Los campos de estudio y sus aplicaciones son también muy diversos. Aquí te presento algunos de los principales:

Psicología Clínica: Se enfoca en la evaluación, diagnóstico y tratamiento de trastornos mentales, emocionales y conductuales. El psicólogo clínico puede trabajar de forma individual o en equipo con psiquiatras, médicos, trabajadores sociales, etc. Aunque no receta medicamentos, su papel es fundamental en la intervención terapéutica. Esta rama también implica el uso de pruebas diagnósticas y modelos de intervención como la terapia cognitivo-conductual, la terapia humanista o el psicoanálisis, dependiendo del enfoque que se adopte.

Psicología Educativa o Educacional: Busca potenciar el proceso de aprendizaje en niños, adolescentes y adultos. Interviene en casos de dificultades escolares, problemas de conducta, adaptaciones curriculares y orientación vocacional.
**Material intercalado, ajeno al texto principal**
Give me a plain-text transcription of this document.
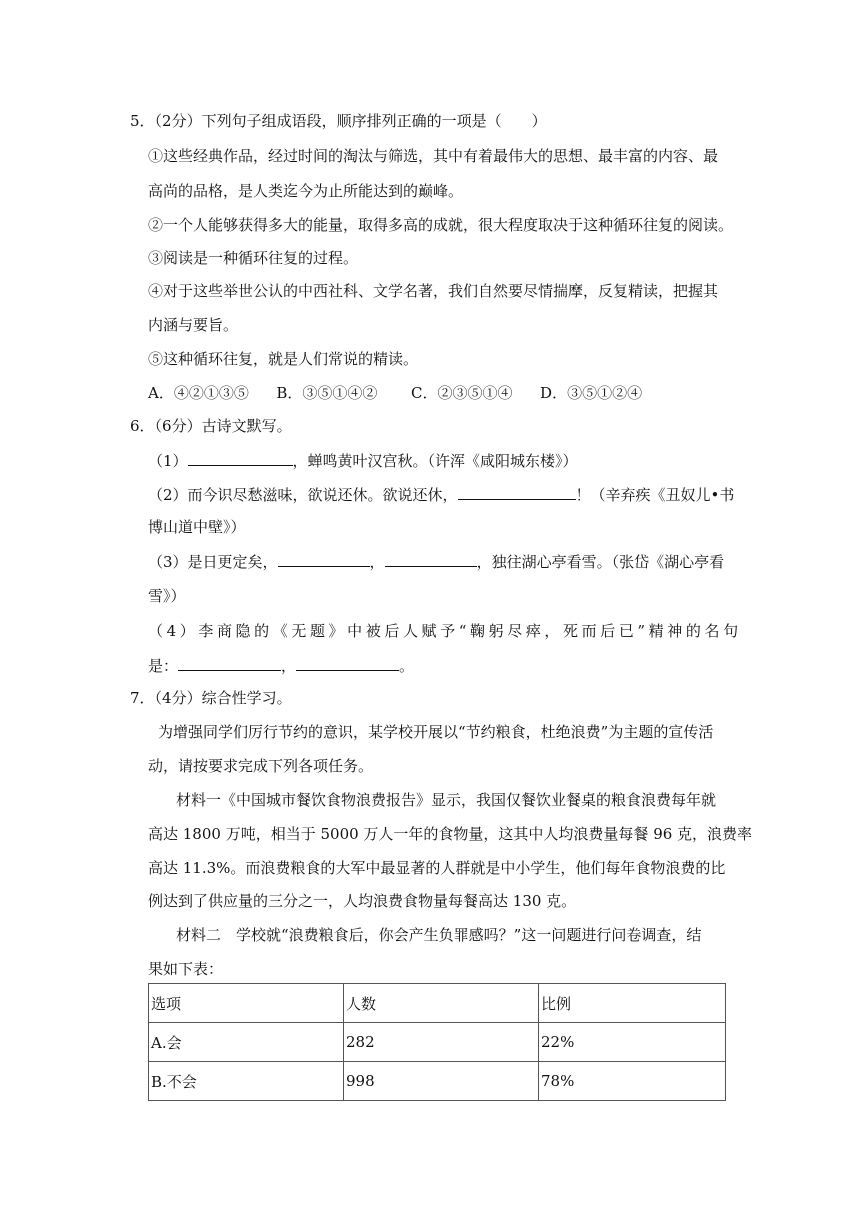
5．（2分）下列句子组成语段，顺序排列正确的一项是（　　）
①这些经典作品，经过时间的淘汰与筛选，其中有着最伟大的思想、最丰富的内容、最
高尚的品格，是人类迄今为止所能达到的巅峰。
②一个人能够获得多大的能量，取得多高的成就，很大程度取决于这种循环往复的阅读。
③阅读是一种循环往复的过程。
④对于这些举世公认的中西社科、文学名著，我们自然要尽情揣摩，反复精读，把握其
内涵与要旨。
⑤这种循环往复，就是人们常说的精读。
A．④②①③⑤ B．③⑤①④② C．②③⑤①④ D．③⑤①②④
6．（6分）古诗文默写。
（1）	，蝉鸣黄叶汉宫秋。（许浑《咸阳城东楼》）
（2）而今识尽愁滋味，欲说还休。欲说还休，	！（辛弃疾《丑奴儿•书
博山道中壁》）
（3）是日更定矣，	，	，独往湖心亭看雪。（张岱《湖心亭看
雪》）
（4）李商隐的《无题》中被后人赋予“鞠躬尽瘁，死而后已”精神的名句
是：	，	。
7．（4分）综合性学习。
为增强同学们厉行节约的意识，某学校开展以“节约粮食，杜绝浪费”为主题的宣传活
动，请按要求完成下列各项任务。
材料一《中国城市餐饮食物浪费报告》显示，我国仅餐饮业餐桌的粮食浪费每年就
高达 1800 万吨，相当于 5000 万人一年的食物量，这其中人均浪费量每餐 96 克，浪费率
高达 11.3%。而浪费粮食的大军中最显著的人群就是中小学生，他们每年食物浪费的比
例达到了供应量的三分之一，人均浪费食物量每餐高达 130 克。
材料二　学校就“浪费粮食后，你会产生负罪感吗？”这一问题进行问卷调查，结
果如下表：
选项	人数	比例
A.会	282	22%
B.不会	998	78%
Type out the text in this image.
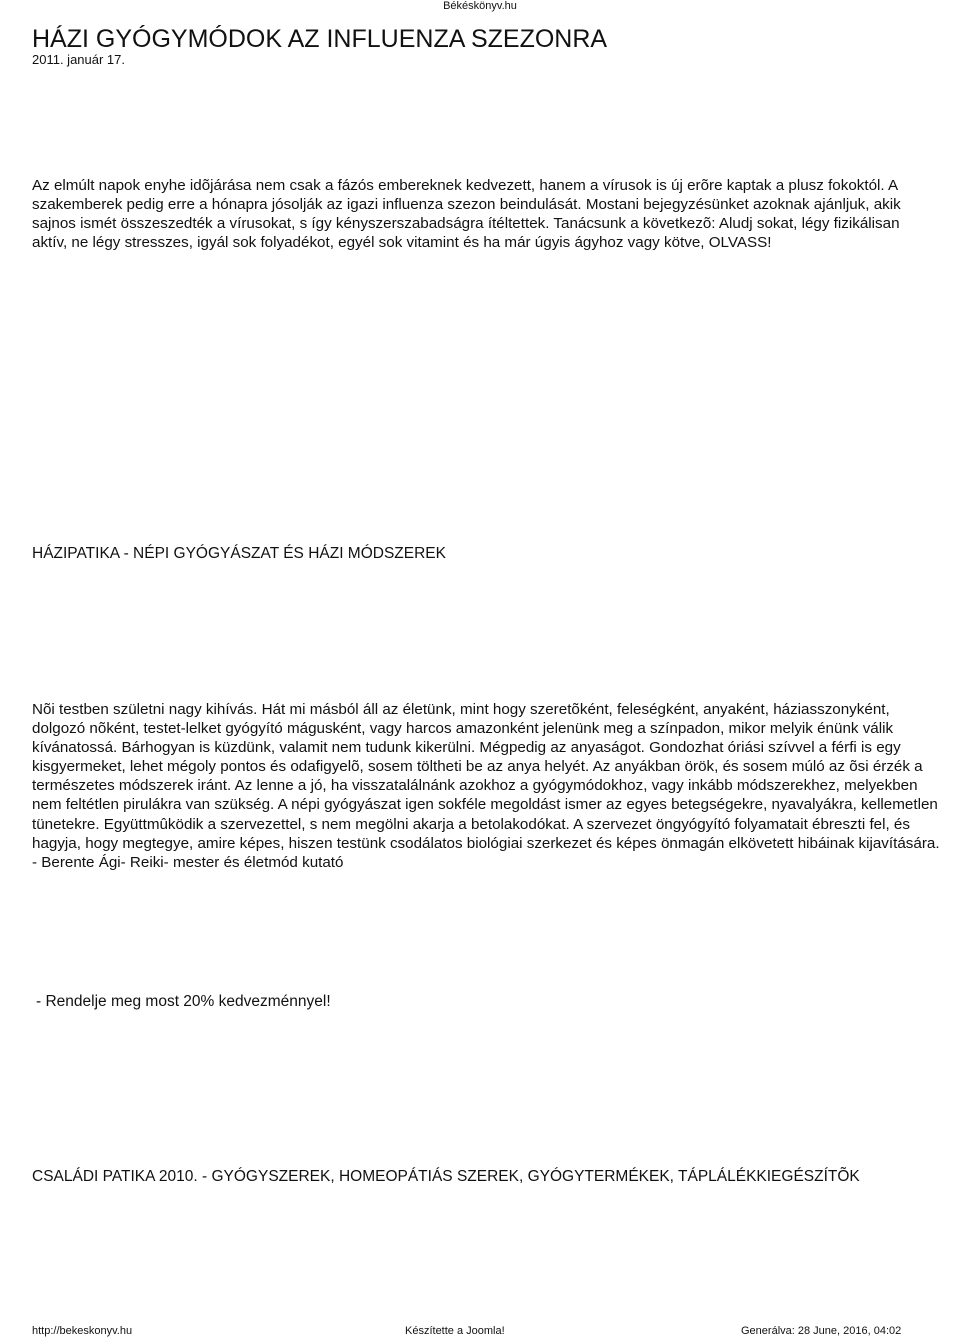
Békéskönyv.hu
HÁZI GYÓGYMÓDOK AZ INFLUENZA SZEZONRA
2011. január 17.

Az elmúlt napok enyhe idõjárása nem csak a fázós embereknek kedvezett, hanem a vírusok is új erõre kaptak a plusz fokoktól. A szakemberek pedig erre a hónapra jósolják az igazi influenza szezon beindulását. Mostani bejegyzésünket azoknak ajánljuk, akik sajnos ismét összeszedték a vírusokat, s így kényszerszabadságra ítéltettek. Tanácsunk a következõ: Aludj sokat, légy fizikálisan aktív, ne légy stresszes, igyál sok folyadékot, egyél sok vitamint és ha már úgyis ágyhoz vagy kötve, OLVASS!

HÁZIPATIKA - NÉPI GYÓGYÁSZAT ÉS HÁZI MÓDSZEREK

Nõi testben születni nagy kihívás. Hát mi másból áll az életünk, mint hogy szeretõként, feleségként, anyaként, háziasszonyként, dolgozó nõként, testet-lelket gyógyító mágusként, vagy harcos amazonként jelenünk meg a színpadon, mikor melyik énünk válik kívánatossá. Bárhogyan is küzdünk, valamit nem tudunk kikerülni. Mégpedig az anyaságot. Gondozhat óriási szívvel a férfi is egy kisgyermeket, lehet mégoly pontos és odafigyelõ, sosem töltheti be az anya helyét. Az anyákban örök, és sosem múló az õsi érzék a természetes módszerek iránt. Az lenne a jó, ha visszatalálnánk azokhoz a gyógymódokhoz, vagy inkább módszerekhez, melyekben nem feltétlen pirulákra van szükség. A népi gyógyászat igen sokféle megoldást ismer az egyes betegségekre, nyavalyákra, kellemetlen tünetekre. Együttmûködik a szervezettel, s nem megölni akarja a betolakodókat. A szervezet öngyógyító folyamatait ébreszti fel, és hagyja, hogy megtegye, amire képes, hiszen testünk csodálatos biológiai szerkezet és képes önmagán elkövetett hibáinak kijavítására. - Berente Ági- Reiki- mester és életmód kutató

- Rendelje meg most 20% kedvezménnyel!
CSALÁDI PATIKA 2010. - GYÓGYSZEREK, HOMEOPÁTIÁS SZEREK, GYÓGYTERMÉKEK, TÁPLÁLÉKKIEGÉSZÍTÕK
http://bekeskonyv.hu	Készítette a Joomla!	Generálva: 28 June, 2016, 04:02
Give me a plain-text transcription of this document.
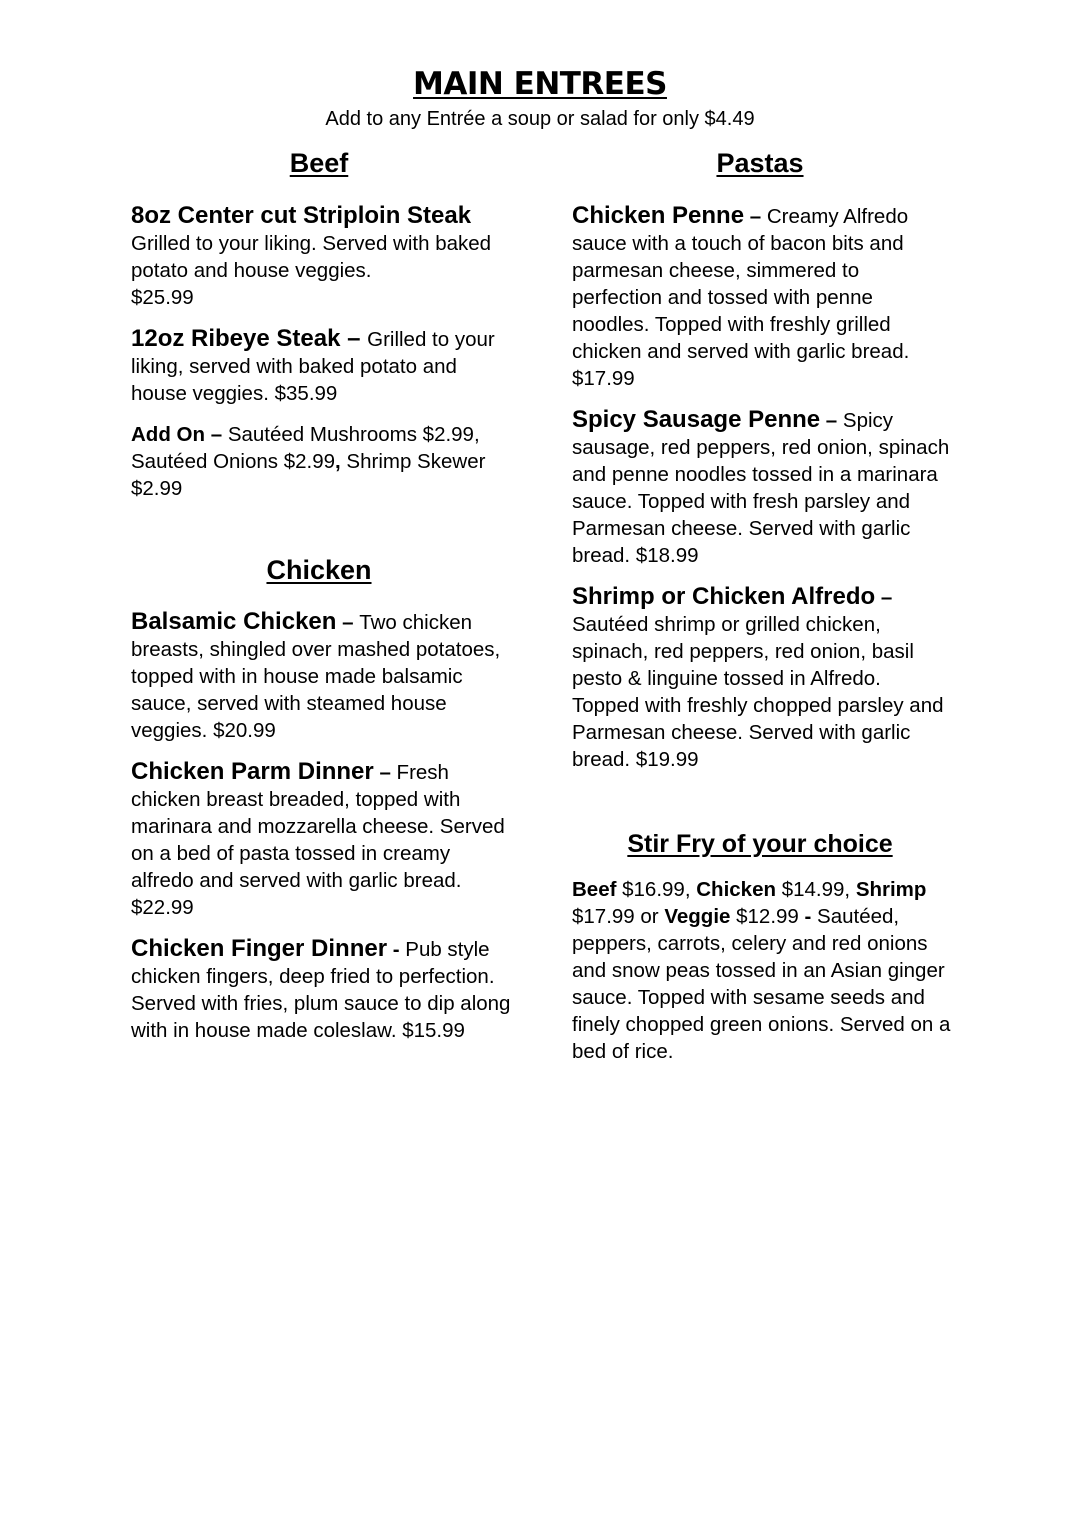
MAIN ENTREES
Add to any Entrée a soup or salad for only $4.49
Beef
8oz Center cut Striploin Steak
Grilled to your liking. Served with baked potato and house veggies.
$25.99
12oz Ribeye Steak – Grilled to your liking, served with baked potato and house veggies. $35.99
Add On – Sautéed Mushrooms $2.99, Sautéed Onions $2.99, Shrimp Skewer $2.99
Chicken
Balsamic Chicken – Two chicken breasts, shingled over mashed potatoes, topped with in house made balsamic sauce, served with steamed house veggies. $20.99
Chicken Parm Dinner – Fresh chicken breast breaded, topped with marinara and mozzarella cheese. Served on a bed of pasta tossed in creamy alfredo and served with garlic bread. $22.99
Chicken Finger Dinner - Pub style chicken fingers, deep fried to perfection. Served with fries, plum sauce to dip along with in house made coleslaw. $15.99
Pastas
Chicken Penne – Creamy Alfredo sauce with a touch of bacon bits and parmesan cheese, simmered to perfection and tossed with penne noodles. Topped with freshly grilled chicken and served with garlic bread. $17.99
Spicy Sausage Penne – Spicy sausage, red peppers, red onion, spinach and penne noodles tossed in a marinara sauce. Topped with fresh parsley and Parmesan cheese. Served with garlic bread. $18.99
Shrimp or Chicken Alfredo – Sautéed shrimp or grilled chicken, spinach, red peppers, red onion, basil pesto & linguine tossed in Alfredo. Topped with freshly chopped parsley and Parmesan cheese. Served with garlic bread. $19.99
Stir Fry of your choice
Beef $16.99, Chicken $14.99, Shrimp $17.99 or Veggie $12.99 - Sautéed, peppers, carrots, celery and red onions and snow peas tossed in an Asian ginger sauce. Topped with sesame seeds and finely chopped green onions. Served on a bed of rice.
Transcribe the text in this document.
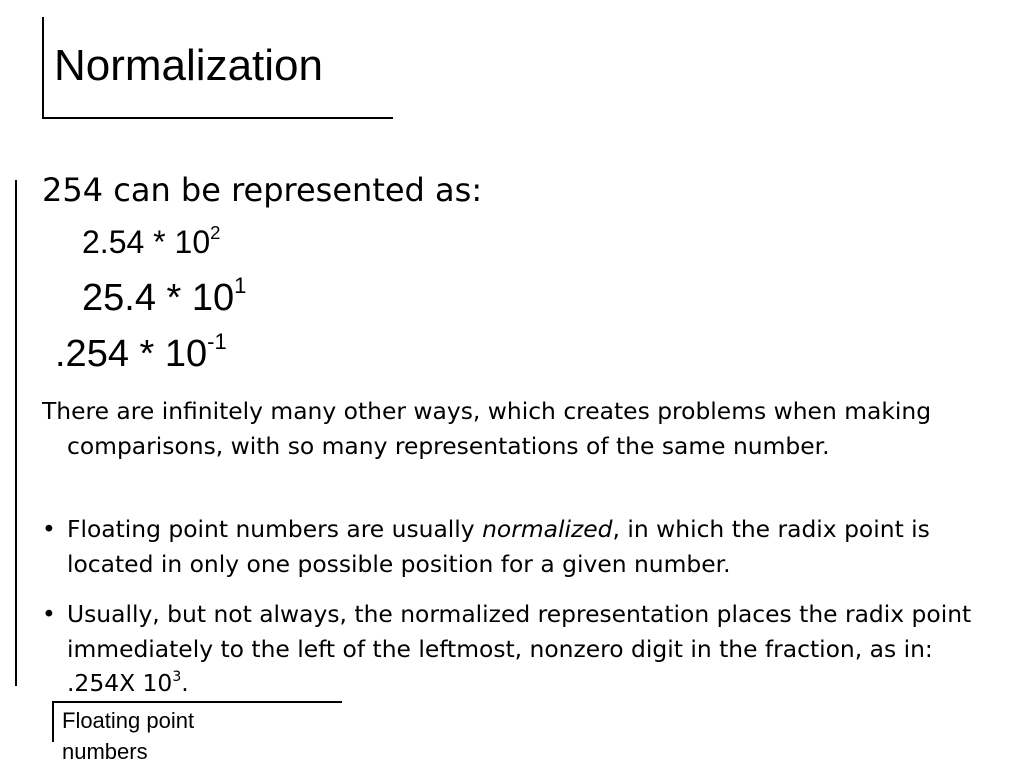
Normalization
254 can be represented as:
$2.54 * 10^2$
$25.4 * 10^1$
$.254 * 10^{-1}$
There are infinitely many other ways, which creates problems when making comparisons, with so many representations of the same number.
• Floating point numbers are usually normalized, in which the radix point is located in only one possible position for a given number.
• Usually, but not always, the normalized representation places the radix point immediately to the left of the leftmost, nonzero digit in the fraction, as in: .254X $10^3$.
Floating point numbers
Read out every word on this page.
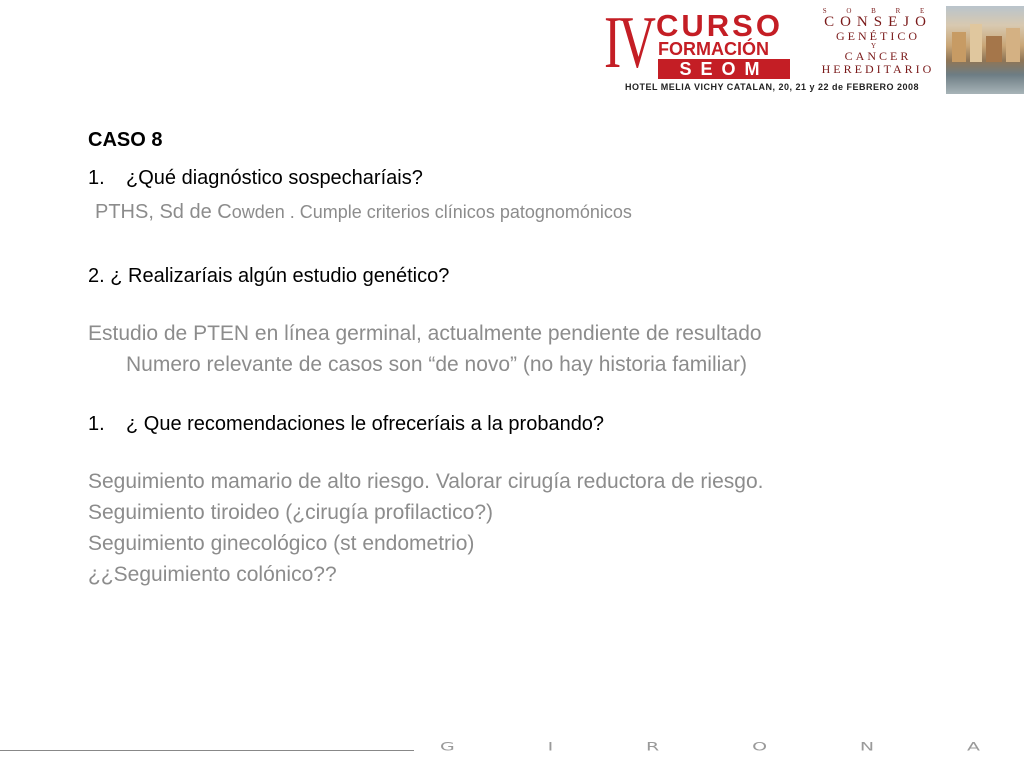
IV CURSO
FORMACIÓN
SEOM
S O B R E
CONSEJO
GENÉTICO
Y
CANCER
HEREDITARIO
HOTEL MELIA VICHY CATALAN, 20, 21 y 22 de FEBRERO 2008
CASO 8
1. ¿Qué diagnóstico sospecharíais?
PTHS, Sd de Cowden . Cumple criterios clínicos patognomónicos
2. ¿ Realizaríais algún estudio genético?
Estudio de PTEN en línea germinal, actualmente pendiente de resultado
Numero relevante de casos son “de novo” (no hay historia familiar)
1. ¿ Que recomendaciones le ofreceríais a la probando?
Seguimiento mamario de alto riesgo. Valorar cirugía reductora de riesgo.
Seguimiento tiroideo (¿cirugía profilactico?)
Seguimiento ginecológico (st endometrio)
¿¿Seguimiento colónico??
G	I	R	O	N	A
También puede formar parte de equipos pedagógicos y ayudar en el diseño de programas educativos más inclusivos y eficaces.

Psicología Experimental: Se centra en la investigación científica de los procesos mentales básicos como la percepción, la memoria, el aprendizaje, la atención o la emoción. Aunque parece más teórica, es la base para muchas aplicaciones clínicas y educativas. Los psicólogos experimentales trabajan en laboratorios, universidades y centros de investigación, aportando datos objetivos sobre el funcionamiento de la mente humana.

Psicología Industrial u Organizacional: Analiza el comportamiento humano en el ámbito laboral. Sus objetivos incluyen mejorar el bienestar de los empleados, optimizar procesos de selección, promover el liderazgo, prevenir el estrés laboral y fomentar un buen clima organizacional. También trabaja en áreas como la capacitación, la motivación y el desarrollo de carrera, buscando un equilibrio entre el rendimiento de la empresa y la satisfacción del trabajador.

Psicología Social: Estudia cómo influye el entorno social en el comportamiento de las personas. Puede intervenir en la resolución de conflictos comunitarios, campañas de prevención, trabajo con poblaciones vulnerables, integración multicultural y otras dinámicas grupales. Es clave en proyectos sociales, estudios de opinión pública, publicidad, comunicación y más.

Psicología Forense: Aplica los conocimientos psicológicos en contextos judiciales. Realiza peritajes psicológicos, evalúa la responsabilidad penal, elabora perfiles criminológicos, y colabora en procesos legales como testigo experto. Además, puede intervenir en programas de resocialización en cárceles y en la atención a víctimas de delitos.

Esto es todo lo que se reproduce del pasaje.